The man then held his sword high in the air as he sat on his horse, giving photographers a chance to snap his image.

Fascination with war, re-enactments

In between battle re-creations, spectators moved among vendors selling Civil War-era merchandise. The vendor area stretched up a hillside, and beyond that was where the re-enactors were camped.

Spectators roamed among the sea of white tents, taking photographs of re-enactors firing rifles, playing music and preparing for battle.

Among the re-enactors was Steven Ashe of DeLand, Fla., who said he participates in about a dozen re-enactments a year and has been doing it for 35 years.

Ashe said he became fascinated with the war after hearing his grandmother tell stories about it.

Ashe’s grandmother’s parents had a farm in Urbana, Md., and there were stories of stragglers from the war stealing cattle from the farm, Ashe said.

“They would kill and slaughter a pig right in (your) front yard,” said Ashe, explaining that there was one reason why they usually got away with it.

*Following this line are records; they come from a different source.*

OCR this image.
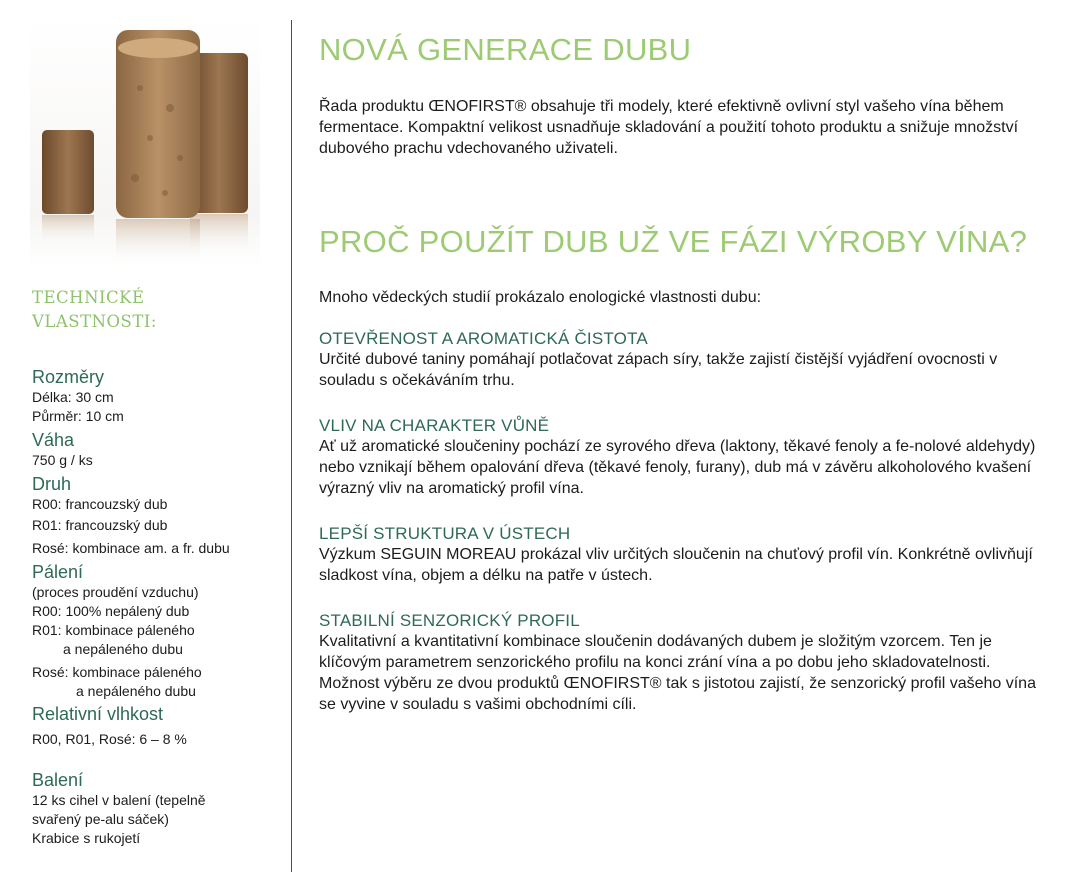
TECHNICKÉ
VLASTNOSTI:
Rozměry
Délka: 30 cm
Půrměr: 10 cm
Váha
750 g / ks
Druh
R00: francouzský dub
R01: francouzský dub
Rosé: kombinace am. a fr. dubu
Pálení
(proces proudění vzduchu)
R00: 100% nepálený dub
R01: kombinace páleného
a nepáleného dubu
Rosé: kombinace páleného
a nepáleného dubu
Relativní vlhkost
R00, R01, Rosé: 6 – 8 %
Balení
12 ks cihel v balení (tepelně
svařený pe-alu sáček)
Krabice s rukojetí
NOVÁ GENERACE DUBU

Řada produktu ŒNOFIRST® obsahuje tři modely, které efektivně ovlivní styl vašeho vína během fermentace. Kompaktní velikost usnadňuje skladování a použití tohoto produktu a snižuje množství dubového prachu vdechovaného uživateli.

PROČ POUŽÍT DUB UŽ VE FÁZI VÝROBY VÍNA?

Mnoho vědeckých studií prokázalo enologické vlastnosti dubu:

OTEVŘENOST A AROMATICKÁ ČISTOTA

Určité dubové taniny pomáhají potlačovat zápach síry, takže zajistí čistější vyjádření ovocnosti v souladu s očekáváním trhu.

VLIV NA CHARAKTER VŮNĚ

Ať už aromatické sloučeniny pochází ze syrového dřeva (laktony, těkavé fenoly a fe-nolové aldehydy) nebo vznikají během opalování dřeva (těkavé fenoly, furany), dub má v závěru alkoholového kvašení výrazný vliv na aromatický profil vína.

LEPŠÍ STRUKTURA V ÚSTECH

Výzkum SEGUIN MOREAU prokázal vliv určitých sloučenin na chuťový profil vín. Konkrétně ovlivňují sladkost vína, objem a délku na patře v ústech.

STABILNÍ SENZORICKÝ PROFIL

Kvalitativní a kvantitativní kombinace sloučenin dodávaných dubem je složitým vzorcem. Ten je klíčovým parametrem senzorického profilu na konci zrání vína a po dobu jeho skladovatelnosti.

Možnost výběru ze dvou produktů ŒNOFIRST® tak s jistotou zajistí, že senzorický profil vašeho vína se vyvine v souladu s vašimi obchodními cíli.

“They had the guns,” Ashe said.

When Union re-enactors started preparing for the re-creation of the battle at Burnside Bridge, they approached the battleground on a dry, dusty lane. It lent plenty of realism as men muscled teams of horses pulling gear over rocky sections of the road. The wheels of the wagons banged on the rocks, and chains on the horses clanged together as they made their way through a dusty scene.

Spectators gathered to snap photographs of the action.

Peter Gabrielli of Rockville, Md., was headed toward the battlefield before the 2 p.m. re-enactment when he stopped to talk about his interest in the Civil War. Gabrielli said he has been watching Civil War re-enactments for 40 years and lives for magical moments, like when soldiers appeared out of dense fog from one re-enactment he saw.

Gabrielli said he had just returned from the area where re-enactors were camped.

“It’s very interesting, especially talking to the people back in the tents. It’s about as close to history as you can get,” Gabrielli said.

The event has been a shot in the arm to the local tourism industry, according to Tom Riford, president and chief executive officer of the Hagerstown-Washington County Convention and Visitors Bureau.

Of the 46 lodging establishments in the county, including campgrounds, bed and breakfast inns, hotels and motels, all but 12 sold out of all the space they had, Riford said.